Wybrane Ligi: Anglia (1),Białoruś (1), Chorwacja (1), Francja (1), Hiszpania (1), Niemcy (1), Polska (2), Portugalia (1), Rosja (1), Rumunia (1), Serbia (1), Słowacja (1), Słowenia (1), Ukraina (1), Walia (1), Węgry (1), Włochy (1)

Dodatki: Uaktualnienie składów

Rozmiar Bazy Danych: Duża

Klub: Miedź Legnica

Zasady: Własne

 

 

Mimo kilku prób jakoś do tej pory nie udało mi się wciągnąć w dłuższą karierę polskim zespołem, mam nadzieję, że teraz będzie inaczej i w Legnicy spędzę kilka(naście) ładnych sezonów. No właśnie wybór klubu nie był łatwy, ale ponieważ nie lubię mieć za łatwo ale też za trudno wybrałem zespół Miedź Legnica. Naszym celem, choć bardzo trudnym w realizacji, będzie awans, kadra jest przeciętna, ale z optymistycznymi widokami na przyszłość. Gorzej z finansami, choć i tak lepiej niż w choćby w Palhalmie.

Na koniec słówko o samej formie opka, ponieważ staram się naśladować najlepszych moim zdaniem opkowiczów to można będzie zauważyć kilka elementów widocznych w innych opowiadaniach. Nie będzie fabuły, zamiast tego postaram się rozbudować opisy meczowe, w których ograniczę się do maksymalnie dwóch meczów na post.

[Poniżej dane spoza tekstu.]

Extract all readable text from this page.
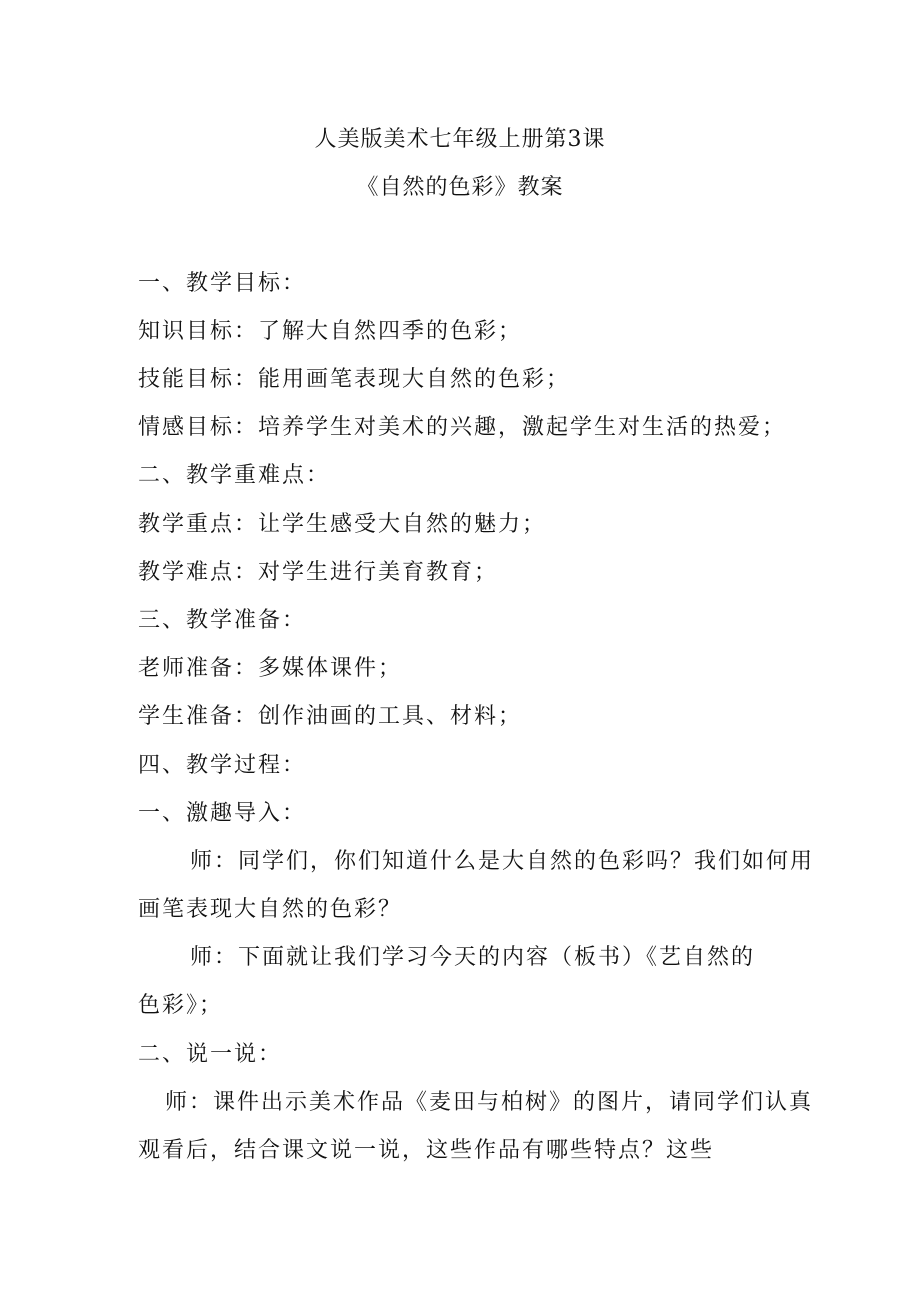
人美版美术七年级上册第3课
《自然的色彩》教案
一、教学目标：
知识目标：了解大自然四季的色彩；
技能目标：能用画笔表现大自然的色彩；
情感目标：培养学生对美术的兴趣，激起学生对生活的热爱；
二、教学重难点：
教学重点：让学生感受大自然的魅力；
教学难点：对学生进行美育教育；
三、教学准备：
老师准备：多媒体课件；
学生准备：创作油画的工具、材料；
四、教学过程：
一、激趣导入：
师：同学们，你们知道什么是大自然的色彩吗？我们如何用
画笔表现大自然的色彩？
师：下面就让我们学习今天的内容（板书）《艺自然的
色彩》；
二、说一说：
师：课件出示美术作品《麦田与柏树》的图片，请同学们认真
观看后，结合课文说一说，这些作品有哪些特点？这些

To by było chyba tyle z tego przydługiego wstępu.

 

 

Przejdźmy już do samej rozgrywki, na pierwszy ogień wzmocnienia. Kasy nie było za dużo, więc przyszli do nas tylko piłkarze z wolnego kontraktu.

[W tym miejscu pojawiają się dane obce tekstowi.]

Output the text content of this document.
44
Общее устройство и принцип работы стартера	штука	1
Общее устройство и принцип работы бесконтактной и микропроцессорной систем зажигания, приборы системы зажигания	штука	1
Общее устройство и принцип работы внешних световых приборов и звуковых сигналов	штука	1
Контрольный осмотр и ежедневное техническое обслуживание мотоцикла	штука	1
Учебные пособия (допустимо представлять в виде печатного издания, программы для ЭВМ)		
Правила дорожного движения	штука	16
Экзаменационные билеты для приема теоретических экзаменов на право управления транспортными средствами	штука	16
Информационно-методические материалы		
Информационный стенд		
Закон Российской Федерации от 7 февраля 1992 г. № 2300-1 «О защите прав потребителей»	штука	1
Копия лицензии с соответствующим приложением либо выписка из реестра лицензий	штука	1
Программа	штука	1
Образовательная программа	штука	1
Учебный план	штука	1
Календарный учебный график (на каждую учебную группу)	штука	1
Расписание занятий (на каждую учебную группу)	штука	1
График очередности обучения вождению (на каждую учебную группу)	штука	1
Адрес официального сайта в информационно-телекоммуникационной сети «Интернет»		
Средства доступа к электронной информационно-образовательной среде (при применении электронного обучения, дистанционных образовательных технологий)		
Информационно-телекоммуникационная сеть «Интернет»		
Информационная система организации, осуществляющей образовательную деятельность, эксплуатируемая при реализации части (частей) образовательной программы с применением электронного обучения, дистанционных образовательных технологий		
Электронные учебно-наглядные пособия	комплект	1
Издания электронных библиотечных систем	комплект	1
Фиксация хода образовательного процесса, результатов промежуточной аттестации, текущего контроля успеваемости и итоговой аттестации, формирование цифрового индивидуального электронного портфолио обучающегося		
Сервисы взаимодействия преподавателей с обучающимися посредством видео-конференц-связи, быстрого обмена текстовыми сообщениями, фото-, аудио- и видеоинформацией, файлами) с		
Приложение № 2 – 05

Pierwszym takim graczem, jest młody polski bramkarz Marcin Zomerski, chłopak całkiem zdolny jak na nasze warunki i kto wie czy nie wskoczy do pierwszej jedenastki. Luki w pomocy ma załatać zawodnik pochodzący z Burkina Faso, Sergies Kiema. Ponieważ zdecydowałem się na grę dwoma napastnikami potrzebowałem uzupełnienia również w tej formacji. Bramki ma dla nas zdobywać młody Francuz Simon Jelen i niech nie zwiedzie was jego nazwisko.

 

 

Duże nadzieję pokładam zwłaszcza Jeleniu, myślę, że może stać się odkryciem rundy, a może nawet całego sezonu.

Odnośnik do komentarza

Dziękuje, liczę, że będziemy osiągać dobre wyniki

 

Transfery za nami, niepotrzebni zawodnicy wylądowali w rezerwach, kilku młodych przesuniętych do seniorów. Można zrobić małe przedstawienie składu :)

 

 

Bramkarze:

- Aleksander Ptak - 33 lata - Polska - 24 tys.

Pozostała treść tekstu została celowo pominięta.